I agree with your comments about me being quick with the meds, I'm working on that. I really didn't considered the aquarium salt, and the pimafix as serious meds, since it's also used as preventive remedy. Also, with no disrespect, most natural suggested remedies never work well for me in the past. Might be my fault for not recognizing the symptoms soon enough..hard to say. Researching will give you many different remedies and like I've said before - the rare times my guys get sick, I've never been successful with any cures.. Only sick fish I've had were mostly community fish, and it was usually something I did wrong when I first started this hobby back up a couple years ago. I have 5 successful tanks, not counting my hospital and feeder quarantine tank. I credit this forum for that, along with some other fish keepers I've met at my LFS. I always get good advice here.

Anyway, back to Big Red, he actually appears normal except for a few flashes every now and then. I did intend to feed him the med food for 7 days as recommended on the label. I was leaning towards constipation, or some kind of internal parasites. The med flakes seem like a good option. He only ate a few before spitting it out. 

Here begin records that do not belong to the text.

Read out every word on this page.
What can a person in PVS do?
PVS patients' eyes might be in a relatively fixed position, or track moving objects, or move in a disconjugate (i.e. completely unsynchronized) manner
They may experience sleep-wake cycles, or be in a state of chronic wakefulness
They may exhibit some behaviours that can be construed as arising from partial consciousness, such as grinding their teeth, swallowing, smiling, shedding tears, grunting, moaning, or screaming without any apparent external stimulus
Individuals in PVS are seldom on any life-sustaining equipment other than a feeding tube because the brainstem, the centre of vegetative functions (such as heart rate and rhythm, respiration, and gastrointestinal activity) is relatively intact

I did another 40% WC, and believe most of the meds have been flushed - I will do them every other day until I'm certain he's well. I'll post sometime later my results. Thanks again.


----------



## Fadil13 (Jan 15, 2014)

Sorry for the delay in getting back - very busy with real world stuff - but you're right, my water has turned a little hard both GH and KH were in the 100-200 (11-8) - I got a lot of mopani driftwood hanging around - will put a few logs in his tank.. What do you guys use to soften up your water? 

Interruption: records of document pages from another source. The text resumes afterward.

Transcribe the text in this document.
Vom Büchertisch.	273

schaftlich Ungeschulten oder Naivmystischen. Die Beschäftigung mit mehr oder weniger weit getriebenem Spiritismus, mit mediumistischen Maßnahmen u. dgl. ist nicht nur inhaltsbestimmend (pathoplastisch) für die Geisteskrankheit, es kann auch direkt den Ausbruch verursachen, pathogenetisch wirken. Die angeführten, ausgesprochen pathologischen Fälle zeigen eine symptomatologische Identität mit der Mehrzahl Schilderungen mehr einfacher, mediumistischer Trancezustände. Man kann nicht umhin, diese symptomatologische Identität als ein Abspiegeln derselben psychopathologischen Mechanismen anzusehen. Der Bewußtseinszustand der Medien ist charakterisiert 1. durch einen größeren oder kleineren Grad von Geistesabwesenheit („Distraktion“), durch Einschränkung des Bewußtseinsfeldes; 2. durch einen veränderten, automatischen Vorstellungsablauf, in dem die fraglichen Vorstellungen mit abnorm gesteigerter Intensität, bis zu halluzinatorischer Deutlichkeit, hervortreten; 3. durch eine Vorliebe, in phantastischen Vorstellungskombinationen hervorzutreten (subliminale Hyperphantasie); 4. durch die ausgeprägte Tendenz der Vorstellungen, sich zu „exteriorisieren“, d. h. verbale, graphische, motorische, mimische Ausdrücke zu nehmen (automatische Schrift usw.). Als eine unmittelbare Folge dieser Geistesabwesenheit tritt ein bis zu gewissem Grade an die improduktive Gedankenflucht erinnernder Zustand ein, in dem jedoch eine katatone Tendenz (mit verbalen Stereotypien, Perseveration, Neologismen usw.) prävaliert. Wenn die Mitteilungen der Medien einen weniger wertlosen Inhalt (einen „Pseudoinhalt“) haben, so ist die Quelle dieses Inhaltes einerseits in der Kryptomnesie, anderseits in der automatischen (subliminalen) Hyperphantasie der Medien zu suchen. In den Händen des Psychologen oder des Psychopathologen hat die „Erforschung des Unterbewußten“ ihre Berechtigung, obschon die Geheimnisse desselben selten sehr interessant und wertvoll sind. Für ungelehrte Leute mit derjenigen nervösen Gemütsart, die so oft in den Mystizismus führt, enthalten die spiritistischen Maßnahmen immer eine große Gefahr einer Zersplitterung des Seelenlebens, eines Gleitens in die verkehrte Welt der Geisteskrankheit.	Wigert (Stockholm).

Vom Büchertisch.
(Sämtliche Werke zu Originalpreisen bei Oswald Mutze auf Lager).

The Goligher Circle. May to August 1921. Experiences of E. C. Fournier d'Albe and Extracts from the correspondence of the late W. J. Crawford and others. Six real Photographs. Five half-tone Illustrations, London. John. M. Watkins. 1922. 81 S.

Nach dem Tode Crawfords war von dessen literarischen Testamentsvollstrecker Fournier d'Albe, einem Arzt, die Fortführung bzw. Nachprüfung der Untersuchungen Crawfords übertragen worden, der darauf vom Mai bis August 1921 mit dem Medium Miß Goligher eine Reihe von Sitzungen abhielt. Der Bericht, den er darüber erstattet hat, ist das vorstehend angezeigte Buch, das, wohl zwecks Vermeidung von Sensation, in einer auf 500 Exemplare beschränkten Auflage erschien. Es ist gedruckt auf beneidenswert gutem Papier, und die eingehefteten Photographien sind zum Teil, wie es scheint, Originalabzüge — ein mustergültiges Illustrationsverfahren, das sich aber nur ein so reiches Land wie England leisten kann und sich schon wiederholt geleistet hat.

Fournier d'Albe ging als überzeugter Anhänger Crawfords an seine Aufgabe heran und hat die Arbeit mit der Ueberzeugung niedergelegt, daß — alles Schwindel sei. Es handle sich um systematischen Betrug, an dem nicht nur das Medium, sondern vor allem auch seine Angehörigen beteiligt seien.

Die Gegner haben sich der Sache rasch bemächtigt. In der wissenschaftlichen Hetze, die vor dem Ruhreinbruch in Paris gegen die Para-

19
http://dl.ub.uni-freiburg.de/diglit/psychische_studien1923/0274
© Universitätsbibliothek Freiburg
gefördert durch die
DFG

BTW: Big Red looks hungry, and appears quite normal. I think he's tired of these flakes.. I'll stay the course a few more days before I give him some real food. Thoughts?


----------



## treliantf (Oct 10, 2014)

navigator black said:


> With all due respect, you are quick with the medications. Please - if you have used the medicated food, it should be his main food for two weeks. The last thing you want is a metro resistant bacteria running in him, and using antibiotics without a set, disciplined pattern could create that.
> You hit him with pimafix, salt, garlic and metro - that's an onslaught. Once you have used metro, stay the course all the way.
> He does communicate with colour, and he is smart enough to have something to say.
> Have you tested your water hardness? The species originates in Nicaragua, which puts it over limestone and in quite hard water. It will have adaptations to that, and while soft water fish generally can transition (but not breed) in hard water, hard water fish in soft water will be pale, lethargic and have potential kidney problems. Evolution has tuned their bodies to need minerals in the water. Aquarium salt is expensive salt - it is not a mineral they need but it will add to the hardness. You might want to explore your basic tapwater. Locally, it varies in hardness with the seasons, and I harden it for livebearers from the same general ecological region as your Red Devil.

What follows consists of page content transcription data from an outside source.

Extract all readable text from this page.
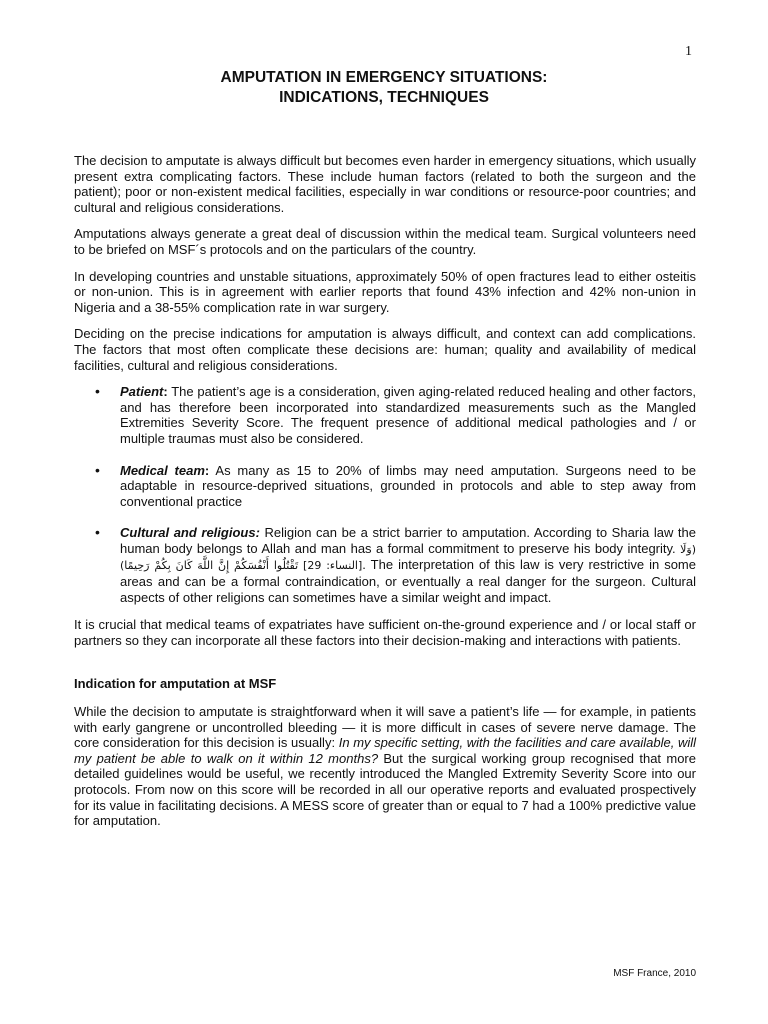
1
AMPUTATION IN EMERGENCY SITUATIONS:
INDICATIONS, TECHNIQUES

The decision to amputate is always difficult but becomes even harder in emergency situations, which usually present extra complicating factors. These include human factors (related to both the surgeon and the patient); poor or non-existent medical facilities, especially in war conditions or resource-poor countries; and cultural and religious considerations.

Amputations always generate a great deal of discussion within the medical team. Surgical volunteers need to be briefed on MSF´s protocols and on the particulars of the country.

In developing countries and unstable situations, approximately 50% of open fractures lead to either osteitis or non-union. This is in agreement with earlier reports that found 43% infection and 42% non-union in Nigeria and a 38-55% complication rate in war surgery.

Deciding on the precise indications for amputation is always difficult, and context can add complications. The factors that most often complicate these decisions are: human; quality and availability of medical facilities, cultural and religious considerations.

• Patient: The patient’s age is a consideration, given aging-related reduced healing and other factors, and has therefore been incorporated into standardized measurements such as the Mangled Extremities Severity Score. The frequent presence of additional medical pathologies and / or multiple traumas must also be considered.
• Medical team: As many as 15 to 20% of limbs may need amputation. Surgeons need to be adaptable in resource-deprived situations, grounded in protocols and able to step away from conventional practice
• Cultural and religious: Religion can be a strict barrier to amputation. According to Sharia law the human body belongs to Allah and man has a formal commitment to preserve his body integrity. (وَلَا تَقْتُلُوا أَنْفُسَكُمْ إِنَّ اللَّهَ كَانَ بِكُمْ رَحِيمًا) [29 :النساء]. The interpretation of this law is very restrictive in some areas and can be a formal contraindication, or eventually a real danger for the surgeon. Cultural aspects of other religions can sometimes have a similar weight and impact.

It is crucial that medical teams of expatriates have sufficient on-the-ground experience and / or local staff or partners so they can incorporate all these factors into their decision-making and interactions with patients.

Indication for amputation at MSF

While the decision to amputate is straightforward when it will save a patient’s life — for example, in patients with early gangrene or uncontrolled bleeding — it is more difficult in cases of severe nerve damage. The core consideration for this decision is usually: In my specific setting, with the facilities and care available, will my patient be able to walk on it within 12 months? But the surgical working group recognised that more detailed guidelines would be useful, we recently introduced the Mangled Extremity Severity Score into our protocols. From now on this score will be recorded in all our operative reports and evaluated prospectively for its value in facilitating decisions. A MESS score of greater than or equal to 7 had a 100% predictive value for amputation.

MSF France, 2010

Good suggestions/practices for all. Regarding metronidazole (metro) in specific, this is a potent antibiotics works on anaerobic infections but ineffective to most other. You are rolling a dice to use unless you know what's making the fish sick.


----------



## Fadil13 (Jan 15, 2014)

I understand. My guy is doing well, and back to biting my hand every chance he gets. He's a nasty one...but he's my guy. Thanks for all your suggestions. I appreciate it.


----------



## big b (Jun 28, 2014)

is he looking better?


----------



## Fadil13 (Jan 15, 2014)

100% - He's doing very well, I'm still doing 30% WC, no meds, 3 please pcs of mopani wood to help with the hardness - dare I say say it, but I believe he's Healed. 

He's mad at me tho, every time I come near the tank he's in attack mode, he will not let me play with him like my Flower Horn. He'll come around, he knows I love him. ? - Thanks guys, appreciate you.


----------



## Farm (Nov 17, 2014)

That is so great to hear. Perhaps those are love bites he is giving you? You are an excellent fish owner and before tossing anything in your water just jump on and talk to your fish friends. It is why you are part of a forum. Thank you for the update.


----------



## big b (Jun 28, 2014)

any more pics?


----------